I've been digging through some older pieces and came across this one from last spring.  It's based on the picture at the left, a print by Susan Meiselas from her book  "Carnival Strippers".  Who knew women did that in the seventies--stripped at carnivals?  I don't remember that little attraction at any carnival I ever attended, though--to be fair--my memories of carnivals start somewhere in the 80s.  

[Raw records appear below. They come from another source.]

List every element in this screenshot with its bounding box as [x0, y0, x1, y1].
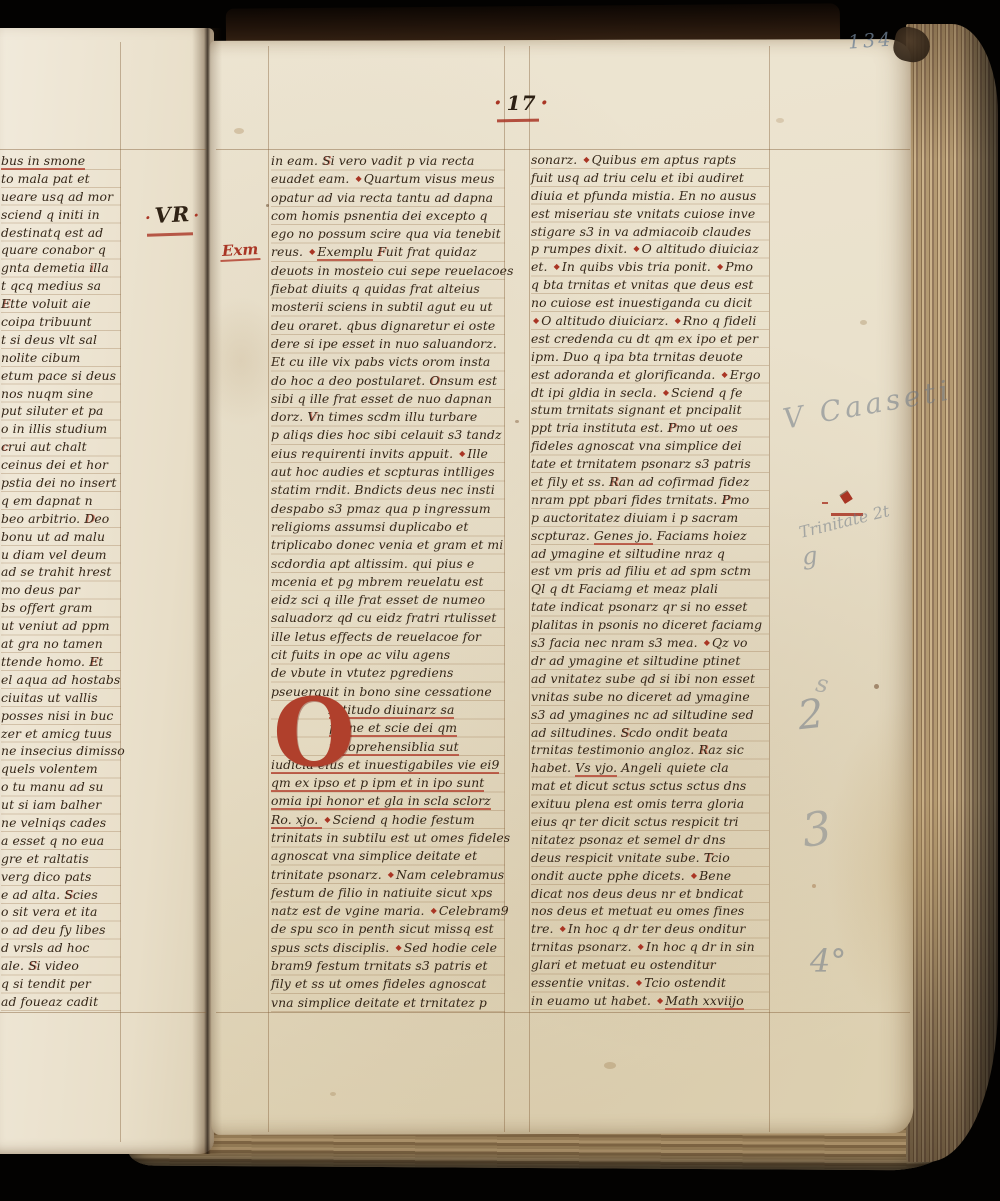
- manuscript-text-line: dere si ipe esset in nuo saluandorz.: [271, 335, 505, 353]
- text-segment: ad vnitatez sube qd si ibi non esset: [531, 671, 755, 686]
- text-segment: sibi q ille frat esset de nuo dapnan: [271, 391, 492, 406]
- manuscript-text-line: com homis psnentia dei excepto q: [271, 207, 505, 225]
- text-segment: put siluter et pa: [1, 403, 104, 418]
- manuscript-text-line: habet. Vs vjo. Angeli quiete cla: [531, 759, 769, 777]
- text-segment: do hoc a deo postularet.: [271, 373, 429, 388]
- manuscript-text-line: deuots in mosteio cui sepe reuelacoes: [271, 262, 505, 280]
- text-segment: t si deus vlt sal: [1, 332, 97, 347]
- text-segment: uit frat quidaz: [386, 244, 477, 259]
- text-segment: exituu plena est omis terra gloria: [531, 796, 744, 811]
- manuscript-text-line: at gra no tamen: [1, 635, 121, 653]
- text-segment: zer et amicg tuus: [1, 726, 112, 741]
- gutter-mark-exm: Exm: [220, 240, 261, 262]
- rubric-paragraph-mark: ◆: [388, 870, 394, 879]
- margin-mark-vr: VR: [141, 200, 203, 228]
- text-segment: habet.: [531, 760, 575, 775]
- text-segment: fily et ss ut omes fideles agnoscat: [271, 976, 486, 991]
- manuscript-text-line: ciuitas ut vallis: [1, 689, 121, 707]
- rubric-paragraph-mark: ◆: [560, 924, 566, 933]
- text-segment: Rno q fideli: [683, 313, 757, 328]
- text-segment: Ro. xjo.: [271, 812, 322, 829]
- text-segment: Quartum visus meus: [364, 171, 495, 186]
- manuscript-text-line: nolite cibum: [1, 349, 121, 367]
- text-segment: dicat nos deus deus nr et bndicat: [531, 886, 743, 901]
- text-segment: O altitudo diuiciaz: [642, 241, 759, 256]
- text-segment: tate indicat psonarz qr si no esset: [531, 599, 748, 614]
- manuscript-text-line: fuit usq ad triu celu et ibi audiret: [531, 169, 769, 187]
- text-segment: Pmo: [725, 259, 753, 274]
- pencil-letter-g: g: [801, 541, 819, 570]
- manuscript-text-line: ad vnitatez sube qd si ibi non esset: [531, 670, 769, 688]
- manuscript-text-line: est vm pris ad filiu et ad spm sctm: [531, 562, 769, 580]
- manuscript-text-line: trinitats in subtilu est ut omes fideles: [271, 829, 505, 847]
- text-segment: est vm pris ad filiu et ad spm sctm: [531, 563, 751, 578]
- text-segment: ttende homo.: [1, 654, 89, 669]
- text-segment: trinitats in subtilu est ut omes fideles: [271, 830, 510, 845]
- text-segment: t: [98, 654, 103, 669]
- text-segment: trnitas psonarz.: [531, 939, 636, 954]
- text-segment: plalitas in psonis no diceret faciamg: [531, 617, 762, 632]
- text-segment: ueare usq ad mor: [1, 189, 113, 204]
- manuscript-text-line: ad ymagine et siltudine nraz q: [531, 545, 769, 563]
- text-segment: o in illis studium: [1, 421, 107, 436]
- manuscript-text-line: verg dico pats: [1, 868, 121, 886]
- rubric-paragraph-mark: ◆: [721, 370, 727, 379]
- text-segment: gre et raltatis: [1, 851, 89, 866]
- text-segment: scdordia apt altissim. qui pius e: [271, 556, 474, 571]
- manuscript-text-line: sibi q ille frat esset de nuo dapnan: [271, 390, 505, 408]
- text-segment: statim rndit. Bndicts deus nec insti: [271, 482, 495, 497]
- stain: [860, 320, 867, 325]
- text-segment: e ad alta.: [1, 887, 64, 902]
- text-segment: opatur ad via recta tantu ad dapna: [271, 190, 493, 205]
- text-segment: S: [322, 153, 331, 168]
- manuscript-text-line: vnitas sube no diceret ad ymagine: [531, 688, 769, 706]
- illuminated-initial: O: [273, 697, 327, 773]
- manuscript-text-line: fiebat diuits q quidas frat alteius: [271, 280, 505, 298]
- manuscript-text-line: q em dapnat n: [1, 492, 121, 510]
- text-segment: tte voluit aie: [10, 296, 91, 311]
- text-segment: eius qr ter dicit sctus respicit tri: [531, 814, 739, 829]
- text-segment: i video: [37, 958, 79, 973]
- text-segment: ille letus effects de reuelacoe for: [271, 629, 481, 644]
- text-segment: natz est de vgine maria.: [271, 903, 429, 918]
- stain: [874, 684, 879, 689]
- text-segment: nos deus et metuat eu omes fines: [531, 903, 744, 918]
- manuscript-text-line: tre. ◆In hoc q dr ter deus onditur: [531, 920, 769, 938]
- rubric-paragraph-mark: ◆: [533, 316, 539, 325]
- manuscript-text-line: agnoscat vna simplice deitate et: [271, 847, 505, 865]
- text-segment: mosterii sciens in subtil agut eu ut: [271, 299, 493, 314]
- manuscript-text-line: tate et trnitatem psonarz s3 patris: [531, 455, 769, 473]
- text-segment: quare conabor q: [1, 242, 106, 257]
- text-segment: dt ipi gldia in secla.: [531, 385, 661, 400]
- text-segment: ale.: [1, 958, 28, 973]
- manuscript-text-line: opatur ad via recta tantu ad dapna: [271, 189, 505, 207]
- manuscript-text-line: posses nisi in buc: [1, 707, 121, 725]
- text-segment: Qz vo: [712, 635, 748, 650]
- text-segment: nsum est: [440, 373, 497, 388]
- text-segment: bonu ut ad malu: [1, 529, 105, 544]
- text-segment: cio: [711, 850, 730, 865]
- text-segment: ne insecius dimisso: [1, 743, 125, 758]
- manuscript-text-line: q bta trnitas et vnitas que deus est: [531, 276, 769, 294]
- manuscript-text-line: Ette voluit aie: [1, 295, 121, 313]
- text-column-middle: in eam. Si vero vadit p via rectaeuadet …: [271, 152, 505, 1012]
- text-segment: az sic: [708, 742, 744, 757]
- manuscript-text-line: put siluter et pa: [1, 402, 121, 420]
- text-segment: Sed hodie cele: [404, 940, 497, 955]
- margin-paragraph-dash: [822, 502, 828, 504]
- text-segment: O: [429, 373, 439, 388]
- manuscript-text-line: et. ◆In quibs vbis tria ponit. ◆Pmo: [531, 258, 769, 276]
- manuscript-text-line: Ql q dt Faciamg et meaz plali: [531, 580, 769, 598]
- ruling-line-vertical: [529, 46, 530, 1132]
- text-column-right: sonarz. ◆Quibus em aptus raptsfuit usq a…: [531, 151, 769, 1010]
- text-segment: deuots in mosteio cui sepe reuelacoes: [271, 263, 514, 278]
- stain: [515, 420, 519, 423]
- text-segment: Sciend q hodie festum: [333, 812, 475, 827]
- ruling-line-horizontal: [216, 149, 910, 150]
- text-segment: ppt tria instituta est.: [531, 420, 667, 435]
- manuscript-text-line: trinitate psonarz. ◆Nam celebramus: [271, 866, 505, 884]
- rubric-paragraph-mark: ◆: [355, 174, 361, 183]
- text-segment: beo arbitrio.: [1, 511, 84, 526]
- text-segment: ut veniut ad ppm: [1, 618, 110, 633]
- text-segment: Et cu ille vix pabs victs orom insta: [271, 354, 490, 369]
- manuscript-text-line: gnta demetia illa: [1, 259, 121, 277]
- manuscript-text-line: de spu sco in penth sicut missq est: [271, 920, 505, 938]
- text-segment: u diam vel deum: [1, 547, 107, 562]
- text-segment: p rumpes dixit.: [531, 241, 631, 256]
- text-segment: Tcio ostendit: [644, 975, 726, 990]
- text-segment: T: [704, 850, 711, 865]
- text-segment: cies: [73, 887, 98, 902]
- manuscript-text-line: dr ad ymagine et siltudine ptinet: [531, 652, 769, 670]
- text-segment: sciend q initi in: [1, 207, 100, 222]
- text-segment: R: [699, 742, 709, 757]
- manuscript-text-line: triplicabo donec venia et gram et mi: [271, 536, 505, 554]
- text-segment: Ille: [467, 446, 488, 461]
- text-segment: nram ppt pbari fides trnitats.: [531, 492, 721, 507]
- manuscript-text-line: Ro. xjo. ◆Sciend q hodie festum: [271, 811, 505, 829]
- text-segment: fideles agnoscat vna simplice dei: [531, 438, 742, 453]
- text-segment: o ad deu fy libes: [1, 922, 106, 937]
- manuscript-text-line: despabo s3 pmaz qua p ingressum: [271, 500, 505, 518]
- pencil-number-2: 2: [796, 691, 826, 739]
- text-column-left-partial: bus in smoneto mala pat etueare usq ad m…: [1, 152, 121, 1011]
- manuscript-text-line: p rumpes dixit. ◆O altitudo diuiciaz: [531, 240, 769, 258]
- text-segment: in euamo ut habet.: [531, 993, 655, 1008]
- text-segment: ad siltudines.: [531, 725, 620, 740]
- text-segment: ad foueaz cadit: [1, 994, 98, 1009]
- text-segment: o tu manu ad su: [1, 779, 103, 794]
- text-segment: omia ipi honor et gla in scla sclorz: [271, 793, 491, 810]
- manuscript-text-line: destinatq est ad: [1, 224, 121, 242]
- rubric-paragraph-mark: ◆: [633, 244, 639, 253]
- rubric-paragraph-mark: ◆: [636, 978, 642, 987]
- manuscript-text-line: euadet eam. ◆Quartum visus meus: [271, 170, 505, 188]
- text-segment: aut hoc audies et scpturas intlliges: [271, 464, 495, 479]
- manuscript-text-line: bonu ut ad malu: [1, 528, 121, 546]
- manuscript-text-line: omia ipi honor et gla in scla sclorz: [271, 792, 505, 810]
- manuscript-text-line: ueare usq ad mor: [1, 188, 121, 206]
- manuscript-text-line: ut si iam balher: [1, 796, 121, 814]
- text-segment: triplicabo donec venia et gram et mi: [271, 537, 503, 552]
- text-segment: est miseriau ste vnitats cuiose inve: [531, 206, 755, 221]
- text-segment: stum trnitats signant et pncipalit: [531, 402, 742, 417]
- manuscript-text-line: exituu plena est omis terra gloria: [531, 795, 769, 813]
- text-segment: q si tendit per: [1, 976, 91, 991]
- text-segment: vna simplice deitate et trnitatez p: [271, 995, 487, 1010]
- manuscript-text-line: ad foueaz cadit: [1, 993, 121, 1011]
- manuscript-text-line: fily et ss ut omes fideles agnoscat: [271, 975, 505, 993]
- text-segment: est adoranda et glorificanda.: [531, 367, 719, 382]
- text-segment: c: [1, 439, 8, 454]
- text-segment: trnitas testimonio angloz.: [531, 742, 699, 757]
- text-segment: quels volentem: [1, 761, 98, 776]
- stain: [234, 128, 244, 134]
- text-segment: pstia dei no insert: [1, 475, 117, 490]
- manuscript-text-line: ale. Si video: [1, 957, 121, 975]
- manuscript-text-line: e ad alta. Scies: [1, 886, 121, 904]
- manuscript-text-line: mo deus par: [1, 581, 121, 599]
- manuscript-text-line: spus scts disciplis. ◆Sed hodie cele: [271, 939, 505, 957]
- ruling-line-horizontal: [0, 149, 206, 150]
- manuscript-text-line: o sit vera et ita: [1, 903, 121, 921]
- manuscript-text-line: festum de filio in natiuite sicut xps: [271, 884, 505, 902]
- stain: [330, 1092, 336, 1096]
- text-segment: deus respicit vnitate sube.: [531, 850, 704, 865]
- text-segment: no cuiose est inuestiganda cu dicit: [531, 295, 752, 310]
- text-segment: bs offert gram: [1, 600, 92, 615]
- manuscript-text-line: t qcq medius sa: [1, 277, 121, 295]
- manuscript-text-line: ille letus effects de reuelacoe for: [271, 628, 505, 646]
- manuscript-text-line: pstia dei no insert: [1, 474, 121, 492]
- text-segment: cit fuits in ope ac vilu agens: [271, 647, 450, 662]
- text-segment: s3 ad ymagines nc ad siltudine sed: [531, 707, 754, 722]
- text-segment: dr ad ymagine et siltudine ptinet: [531, 653, 740, 668]
- text-segment: q bta trnitas et vnitas que deus est: [531, 277, 753, 292]
- manuscript-text-line: mosterii sciens in subtil agut eu ut: [271, 298, 505, 316]
- text-segment: mat et dicut sctus sctus sctus dns: [531, 778, 746, 793]
- ruling-line-vertical: [268, 46, 269, 1132]
- text-segment: Ergo: [730, 367, 761, 382]
- text-segment: In hoc q dr in sin: [646, 939, 755, 954]
- rubric-paragraph-mark: ◆: [704, 638, 710, 647]
- text-segment: q em dapnat n: [1, 493, 93, 508]
- manuscript-text-line: stum trnitats signant et pncipalit: [531, 401, 769, 419]
- text-segment: mcenia et pg mbrem reuelatu est: [271, 574, 484, 589]
- manuscript-text-line: quare conabor q: [1, 241, 121, 259]
- text-segment: destinatq est ad: [1, 225, 103, 240]
- text-segment: reus.: [271, 244, 307, 259]
- text-segment: i vero vadit p via recta: [331, 153, 475, 168]
- text-segment: trinitate psonarz.: [271, 867, 386, 882]
- manuscript-text-line: trnitas psonarz. ◆In hoc q dr in sin: [531, 938, 769, 956]
- text-segment: P: [721, 492, 729, 507]
- text-segment: saluadorz qd cu eidz fratri rtulisset: [271, 610, 496, 625]
- manuscript-text-line: ego no possum scire qua via tenebit: [271, 225, 505, 243]
- manuscript-text-line: a esset q no eua: [1, 832, 121, 850]
- manuscript-text-line: ad siltudines. Scdo ondit beata: [531, 724, 769, 742]
- stain: [776, 118, 784, 123]
- text-segment: essentie vnitas.: [531, 975, 634, 990]
- text-segment: tre.: [531, 921, 558, 936]
- text-segment: cdo ondit beata: [629, 725, 728, 740]
- water-stain: [196, 296, 286, 426]
- text-segment: O altitudo diuiciarz.: [541, 313, 672, 328]
- rubric-paragraph-mark: ◆: [691, 871, 697, 880]
- ruling-line-vertical: [769, 46, 770, 1132]
- text-segment: tate et trnitatem psonarz s3 patris: [531, 456, 751, 471]
- text-segment: R: [609, 474, 619, 489]
- manuscript-text-line: ppt tria instituta est. Pmo ut oes: [531, 419, 769, 437]
- gutter-fold: [192, 28, 222, 1154]
- manuscript-text-line: tate indicat psonarz qr si no esset: [531, 598, 769, 616]
- manuscript-text-line: natz est de vgine maria. ◆Celebram9: [271, 902, 505, 920]
- rubric-paragraph-mark: ◆: [583, 155, 589, 164]
- rubric-paragraph-mark: ◆: [638, 942, 644, 951]
- rubric-paragraph-mark: ◆: [657, 996, 663, 1005]
- manuscript-text-line: sonarz. ◆Quibus em aptus rapts: [531, 151, 769, 169]
- manuscript-text-line: aut hoc audies et scpturas intlliges: [271, 463, 505, 481]
- manuscript-text-line: o in illis studium: [1, 420, 121, 438]
- text-segment: festum de filio in natiuite sicut xps: [271, 885, 493, 900]
- manuscript-text-line: scdordia apt altissim. qui pius e: [271, 555, 505, 573]
- text-segment: In hoc q dr ter deus onditur: [568, 921, 746, 936]
- stain: [706, 962, 711, 966]
- rubric-paragraph-mark: ◆: [717, 262, 723, 271]
- text-segment: ad ymagine et siltudine nraz q: [531, 546, 725, 561]
- manuscript-text-line: est adoranda et glorificanda. ◆Ergo: [531, 366, 769, 384]
- stain: [812, 884, 816, 888]
- manuscript-text-line: quels volentem: [1, 760, 121, 778]
- stain: [604, 1062, 616, 1069]
- text-segment: n times scdm illu turbare: [316, 409, 477, 424]
- text-segment: Sciend q fe: [671, 385, 742, 400]
- text-segment: ceinus dei et hor: [1, 457, 108, 472]
- manuscript-text-line: zer et amicg tuus: [1, 725, 121, 743]
- text-segment: ipm. Duo q ipa bta trnitas deuote: [531, 349, 743, 364]
- manuscript-text-line: d vrsls ad hoc: [1, 939, 121, 957]
- manuscript-text-line: p auctoritatez diuiam i p sacram: [531, 509, 769, 527]
- manuscript-text-line: glari et metuat eu ostenditur: [531, 956, 769, 974]
- text-segment: eidz sci q ille frat esset de numeo: [271, 592, 485, 607]
- rubric-paragraph-mark: ◆: [554, 262, 560, 271]
- text-segment: eo: [94, 511, 109, 526]
- rubric-paragraph-mark: ◆: [675, 316, 681, 325]
- text-segment: ut si iam balher: [1, 797, 101, 812]
- ruling-line-horizontal: [0, 1012, 206, 1013]
- manuscript-text-line: dorz. Vn times scdm illu turbare: [271, 408, 505, 426]
- text-segment: p auctoritatez diuiam i p sacram: [531, 510, 738, 525]
- manuscript-text-line: etum pace si deus: [1, 367, 121, 385]
- text-segment: coipa tribuunt: [1, 314, 92, 329]
- manuscript-text-line: q si tendit per: [1, 975, 121, 993]
- manuscript-text-line: est credenda cu dt qm ex ipo et per: [531, 330, 769, 348]
- text-segment: et fily et ss.: [531, 474, 609, 489]
- text-segment: est credenda cu dt qm ex ipo et per: [531, 331, 758, 346]
- manuscript-text-line: ut veniut ad ppm: [1, 617, 121, 635]
- text-segment: Quibus em aptus rapts: [592, 152, 737, 167]
- text-segment: bram9 festum trnitats s3 patris et: [271, 958, 488, 973]
- manuscript-text-line: Et cu ille vix pabs victs orom insta: [271, 353, 505, 371]
- manuscript-text-line: crui aut chalt: [1, 438, 121, 456]
- text-segment: F: [377, 244, 386, 259]
- manuscript-text-line: ne velniqs cades: [1, 814, 121, 832]
- manuscript-text-line: religioms assumsi duplicabo et: [271, 518, 505, 536]
- text-segment: Nam celebramus: [396, 867, 504, 882]
- manuscript-text-line: do hoc a deo postularet. Onsum est: [271, 372, 505, 390]
- manuscript-text-line: bram9 festum trnitats s3 patris et: [271, 957, 505, 975]
- text-segment: vnitas sube no diceret ad ymagine: [531, 689, 750, 704]
- manuscript-text-line: in euamo ut habet. ◆Math xxviijo: [531, 992, 769, 1010]
- rubric-paragraph-mark: ◆: [459, 449, 465, 458]
- manuscript-text-line: no cuiose est inuestiganda cu dicit: [531, 294, 769, 312]
- text-segment: dere si ipe esset in nuo saluandorz.: [271, 336, 497, 351]
- manuscript-text-line: ne insecius dimisso: [1, 742, 121, 760]
- manuscript-text-line: bus in smone: [1, 152, 121, 170]
- text-segment: etum pace si deus: [1, 368, 116, 383]
- manuscript-text-line: el aqua ad hostabs: [1, 671, 121, 689]
- rubric-paragraph-mark: ◆: [309, 247, 315, 256]
- manuscript-text-line: to mala pat et: [1, 170, 121, 188]
- rubric-paragraph-mark: ◆: [663, 388, 669, 397]
- text-segment: S: [64, 887, 73, 902]
- text-segment: S: [620, 725, 629, 740]
- manuscript-text-line: p aliqs dies hoc sibi celauit s3 tandz: [271, 426, 505, 444]
- text-segment: eius requirenti invits appuit.: [271, 446, 457, 461]
- text-segment: glari et metuat eu ostenditur: [531, 957, 716, 972]
- manuscript-text-line: trnitas testimonio angloz. Raz sic: [531, 741, 769, 759]
- text-segment: Math xxviijo: [665, 993, 743, 1010]
- manuscript-text-line: ceinus dei et hor: [1, 456, 121, 474]
- manuscript-photo: bus in smoneto mala pat etueare usq ad m…: [0, 0, 1000, 1201]
- text-segment: P: [667, 420, 675, 435]
- text-segment: Ql q dt Faciamg et meaz plali: [531, 581, 718, 596]
- manuscript-text-line: cit fuits in ope ac vilu agens: [271, 646, 505, 664]
- manuscript-text-line: nos nuqm sine: [1, 385, 121, 403]
- manuscript-text-line: vna simplice deitate et trnitatez p: [271, 994, 505, 1012]
- manuscript-text-line: stigare s3 in va admiacoib claudes: [531, 223, 769, 241]
- manuscript-text-line: et fily et ss. Ran ad cofirmad fidez: [531, 473, 769, 491]
- manuscript-text-line: est miseriau ste vnitats cuiose inve: [531, 205, 769, 223]
- text-segment: o sit vera et ita: [1, 904, 98, 919]
- manuscript-text-line: eius requirenti invits appuit. ◆Ille: [271, 445, 505, 463]
- text-segment: nitatez psonaz et semel dr dns: [531, 832, 726, 847]
- text-segment: stigare s3 in va admiacoib claudes: [531, 224, 751, 239]
- manuscript-text-line: in eam. Si vero vadit p via recta: [271, 152, 505, 170]
- text-segment: p aliqs dies hoc sibi celauit s3 tandz: [271, 427, 502, 442]
- text-segment: fuit usq ad triu celu et ibi audiret: [531, 170, 744, 185]
- text-segment: E: [1, 296, 10, 311]
- manuscript-text-line: diuia et pfunda mistia. En no ausus: [531, 187, 769, 205]
- manuscript-text-line: fideles agnoscat vna simplice dei: [531, 437, 769, 455]
- rubric-paragraph-mark: ◆: [396, 943, 402, 952]
- text-segment: verg dico pats: [1, 869, 91, 884]
- manuscript-text-line: t si deus vlt sal: [1, 331, 121, 349]
- manuscript-text-line: sciend q initi in: [1, 206, 121, 224]
- rubric-paragraph-mark: ◆: [431, 906, 437, 915]
- folio-number: 134: [847, 28, 894, 53]
- text-segment: In quibs vbis tria ponit.: [562, 259, 715, 274]
- text-segment: mo ut oes: [676, 420, 738, 435]
- manuscript-text-line: ondit aucte pphe dicets. ◆Bene: [531, 867, 769, 885]
- manuscript-text-line: nos deus et metuat eu omes fines: [531, 902, 769, 920]
- manuscript-text-line: reus. ◆Exemplu Fuit frat quidaz: [271, 243, 505, 261]
- manuscript-text-line: o tu manu ad su: [1, 778, 121, 796]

Anyway, the structure (sections) feel a little forced.  I don't know if there's another way to do it, but I thought I'd ask you fine people for suggestions.  Help appreciated.

Land Speed 


1
Carnivals in Guthrie are popular with the kids, their
fingers still sticky in the white of winter as they picture
pink puffs of cotton candy they gnashed between
uninsured teeth through June and July. Their parents--
Guthrie locals who never made it out--spend summers
wandering the grounds and squinting up at lights that,
when they were kids, glittered like promises. 


2
It’s been four years since the Munich Olympics, four
years since Jenny watched, breathless, as the American
from Oregon with the scraggly hair and bushy mustache 
pressed into the wind, his body moving like the gears in
her grandfather’s watch, arms and legs marking time
around the great track that would, eventually, beat him. 
Four years since she’d graduated, four years of remembering

the track stars in high school with quick feet and quicker
mouths, their ropey arms that pinned a girl against cracked
back seat vinyl til she was dreamily defenseless.  Those boys--
who knew about stamina, who held their breath and kept their eyes
open when they kissed so they could see the finish line instead
of groping around for it in the dark--those boys were long gone.
They’d run out almost before the graduation caps hit the ground.   


3
Billy Howard came to Guthrie a week ahead, scraggly hair, bushy
mustache, a smile with as much grease in it as there were teeth. 
The advance man, he’d come to pay off cops, secure licenses,
chat up local girls who had nothing but Guthrie beauty school or
disappointing marriages to look forward to, their best days behind
them.  He needed girls for the strong show and knew moony eyes
and broken hearts were best for that kind of work. 


4

Jenny’s been flying for a week or so. Summer is long and from up
here Billy could be the American runner who died last year. Drowsy 
from the drugs someone always has on hand, she squints at the lights, 
those false stars, tells herself it's not so bad. Every night she dreams
of running.  Shaking like a windblown leaf on her box, sleepily spinning
in opposite directions as she tries to break the land speed record, her legs--
wheels beneath her--spreading wider, circling faster as the crowd roars on.